Right. He wasn’t going to stand up for me in front of these men whose respect he was so hungry for.
And me?
I had no choice.
No choice but to face what the night had in store for me.
“So you better start running, little Stag,” the Elder finished in a whisper, reaching out and caressing a hand down my cheek. I pulled back and managed to stop short of spitting in his face. These men still held my future in their hands. I had to play along.
“How long of a head start do I have?” I managed to collect myself enough to ask.
“Less and less every moment you stand here asking stupid questions,” he answered.
So I pivoted and sprinted away into the darkness.
13
BELLAMY
I’d grown up going to cotillion. Taking etiquette lessons. Learning how to flatter and banter. And I knew how to execute a perfect curtsey, for God’s sake.
But sprinting through the woods essentially barefoot while trained hunters tracked me? Yeah, it wasn’t high on my list of skills I’d gathered in my short life.
I was what you called an indoor girl. Even when I went “camping” growing up, it was glamping. My mother refused to go anywhere without running water and electricity for her curling iron.
So I ran away from the lake, because the lawn was mowed that direction, and I’d be easy to spot in so much open space. Which took me around back of the mansion, where I ended up running past a cemetery. A cemetery! As if I wasn’t creeped out enough by the whole night and the thought that when I was inevitably captured, I’d be fucked by a train of dudes. Not even strangers—men I’d known my entire life!
I’d never been much of a sprinter, but I found myself spurred on by the thought. I ran past the cemetery and into the woods.
But just like I expected, the stupid slippers were no match for the rugged terrain. Plus, the antlers kept getting caught in the branches. I had one hand up holding them on and another at my ankle trying to hold the slipper on as I stumbled through the forest.
My eyes were adjusting to the limited light, but Jesus, they were probably coming after me by now, and it would be over almost as soon as it started if I kept going like this.
I looked all around me at the strange forest. Maybe I could climb a tree, try to wait it out? But all the trees around me were pine, and the branches didn’t start for about eight feet up. My stomach sank, and I could have cried.
But I’d learned long ago that curling up and crying did nothing. That was my mother’s solution. Endless months locked away in her room. Wasting away, not eating unless I forced her to. The dead-eyed look of a woman who’d given up.
Coming home from school that day to find her passed out lifeless on the floor, pills scattered all around her.
I clenched my jaw.
Never.
I’d never give up.
So I forgot about trying to hold onto the stupid slippers and just ran. I ran through the woods even though rocks and sticks sliced at the tender soles of my feet, slippers long gone.
I forced the pain from my head, and I shoved branches out of the way. I pushed on when I had no more push left in me.

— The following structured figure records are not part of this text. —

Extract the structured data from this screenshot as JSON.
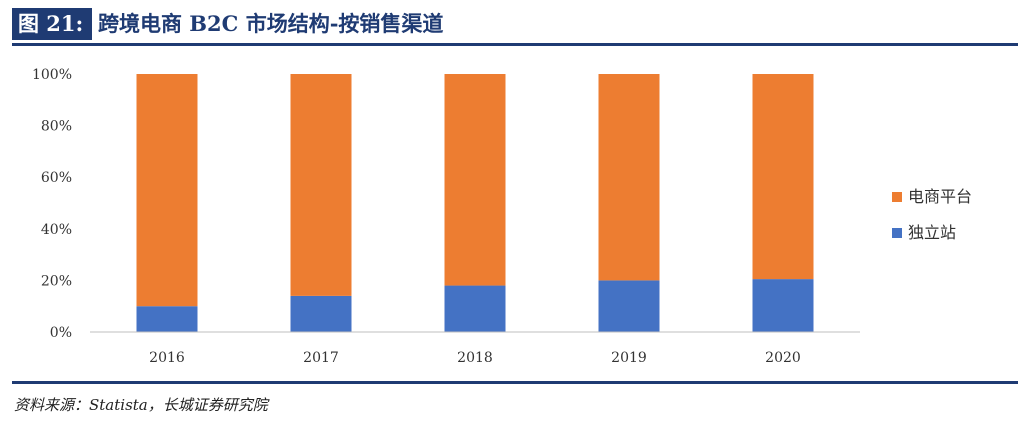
{
  "header": {
    "fig_label": "图 21:",
    "title": "跨境电商 B2C 市场结构-按销售渠道"
  },
  "source_note": "资料来源：Statista，长城证券研究院",
  "colors": {
    "accent": "#1f3b73",
    "series_platform": "#ed7d31",
    "series_independent": "#4472c4"
  },
  "chart_data": {
    "type": "bar",
    "stacked": true,
    "categories": [
      "2016",
      "2017",
      "2018",
      "2019",
      "2020"
    ],
    "series": [
      {
        "name": "独立站",
        "values": [
          10,
          14,
          18,
          20,
          20.5
        ]
      },
      {
        "name": "电商平台",
        "values": [
          90,
          86,
          82,
          80,
          79.5
        ]
      }
    ],
    "yticks": [
      "0%",
      "20%",
      "40%",
      "60%",
      "80%",
      "100%"
    ],
    "ylim": [
      0,
      100
    ],
    "legend": [
      {
        "name": "电商平台",
        "color_key": "series_platform"
      },
      {
        "name": "独立站",
        "color_key": "series_independent"
      }
    ],
    "legend_position": "right",
    "grid": false
  }
}
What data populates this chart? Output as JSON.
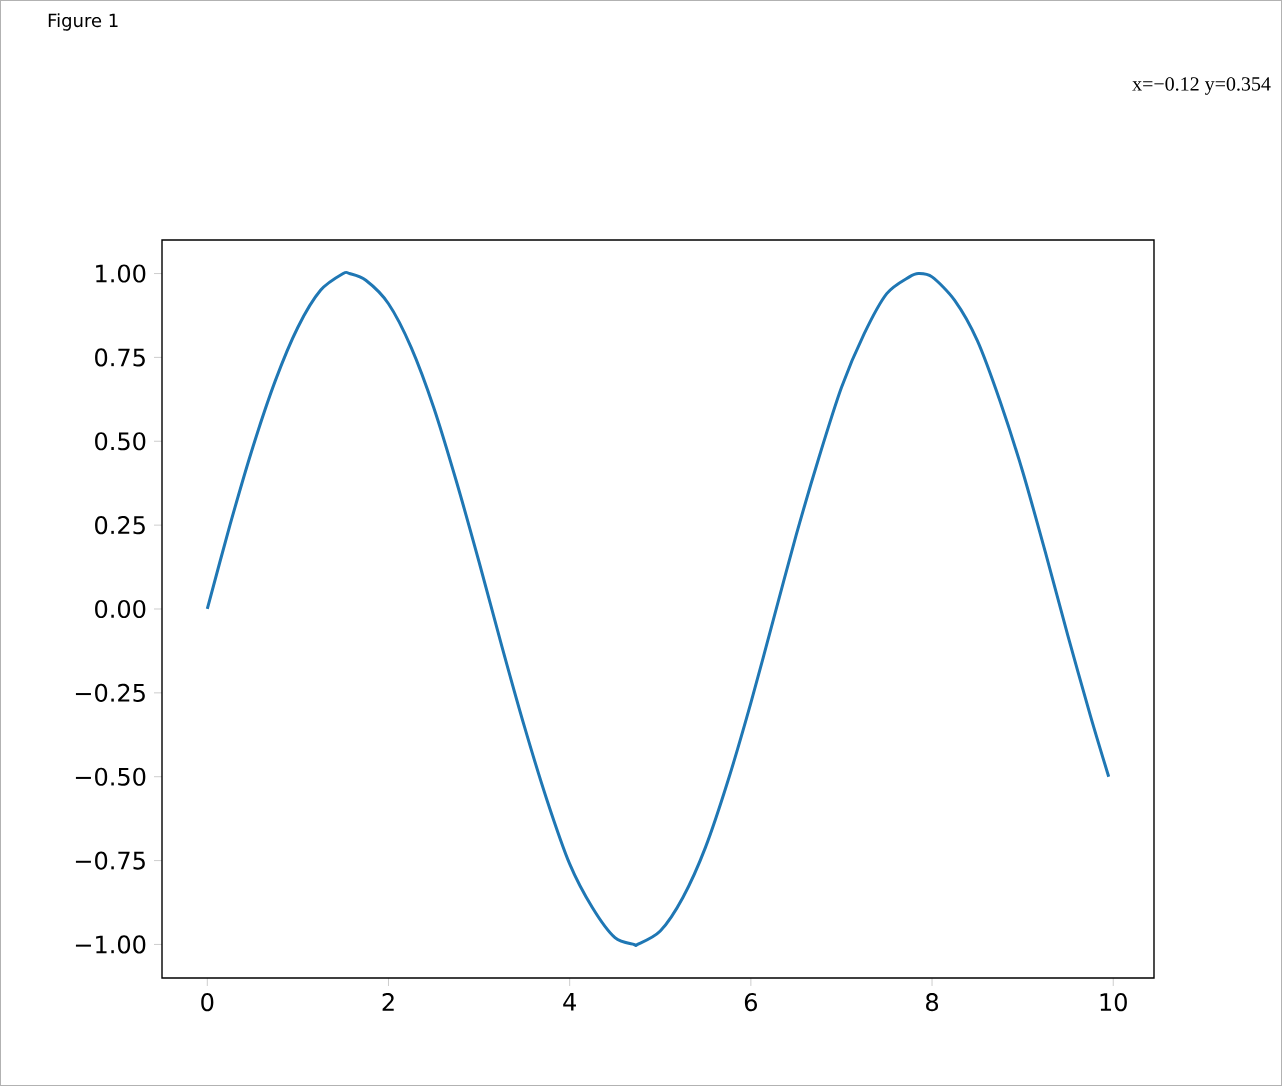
{
  "chart_data": {
    "type": "line",
    "title": "Figure 1",
    "annotations": [
      "x=−0.12 y=0.354"
    ],
    "x": [
      0,
      0.25,
      0.5,
      0.75,
      1,
      1.25,
      1.5,
      1.57,
      1.75,
      2,
      2.25,
      2.5,
      2.75,
      3,
      3.25,
      3.5,
      3.75,
      4,
      4.25,
      4.5,
      4.71,
      4.75,
      5,
      5.25,
      5.5,
      5.75,
      6,
      6.25,
      6.5,
      6.75,
      7,
      7.25,
      7.5,
      7.75,
      7.85,
      8,
      8.25,
      8.5,
      8.75,
      9,
      9.25,
      9.5,
      9.75,
      9.95
    ],
    "series": [
      {
        "color": "#1f77b4",
        "values": [
          0,
          0.25,
          0.48,
          0.68,
          0.84,
          0.95,
          1.0,
          1.0,
          0.98,
          0.91,
          0.78,
          0.6,
          0.38,
          0.14,
          -0.11,
          -0.35,
          -0.57,
          -0.76,
          -0.89,
          -0.98,
          -1.0,
          -1.0,
          -0.96,
          -0.86,
          -0.71,
          -0.51,
          -0.28,
          -0.03,
          0.22,
          0.45,
          0.66,
          0.82,
          0.94,
          0.99,
          1.0,
          0.99,
          0.92,
          0.8,
          0.62,
          0.41,
          0.17,
          -0.08,
          -0.32,
          -0.5
        ]
      }
    ],
    "xlim": [
      -0.5,
      10.45
    ],
    "ylim": [
      -1.1,
      1.1
    ],
    "xticks": [
      0,
      2,
      4,
      6,
      8,
      10
    ],
    "yticks": [
      {
        "value": 1,
        "label": "1.00"
      },
      {
        "value": 0.75,
        "label": "0.75"
      },
      {
        "value": 0.5,
        "label": "0.50"
      },
      {
        "value": 0.25,
        "label": "0.25"
      },
      {
        "value": 0,
        "label": "0.00"
      },
      {
        "value": -0.25,
        "label": "−0.25"
      },
      {
        "value": -0.5,
        "label": "−0.50"
      },
      {
        "value": -0.75,
        "label": "−0.75"
      },
      {
        "value": -1,
        "label": "−1.00"
      }
    ],
    "grid": false,
    "marker": "none",
    "line_style": "solid"
  }
}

And when I heard noises behind me, the call of voices and a sharp whistle, I ran harder still.
They were gaining on me.
I couldn’t keep this up. They had real shoes. I looked all around and, in the distance, something glinted. Goddammit, it was the lake.
But from the noise behind me, I had to assume most of them were in the forest. They obviously knew this was where I was.
And really, what was there to lose?
So I headed for the glint. Getting out of the forest was a relief even as I felt a double rush of freedom from the claustrophobia of the woods as well as anxiety at being out in the open.
At least from here, the lake wasn’t far. I wouldn’t be exposed for long. One quick look behind me showed no one was following me yet. I dropped to my knees and climbed the last few feet to the lake and slipped into the cool water.
I was overheated from my nonstop sprint, so crawling through the muddy water at the lake’s edge felt good but shockingly cold at the same time. I blinked against it but didn’t stop scrambling into the water.
When all of a sudden, the bank underneath my legs dropped out. I’d been planning to just… I don’t know… wade in and stay on my hands and knees—definitely where I could touch. It hadn’t been much of a plan to start with, but—
But as I flailed in the water, I didn’t give a shit about stealth anymore. I couldn’t touch the bottom. Oh shit, I couldn’t touch the bottom!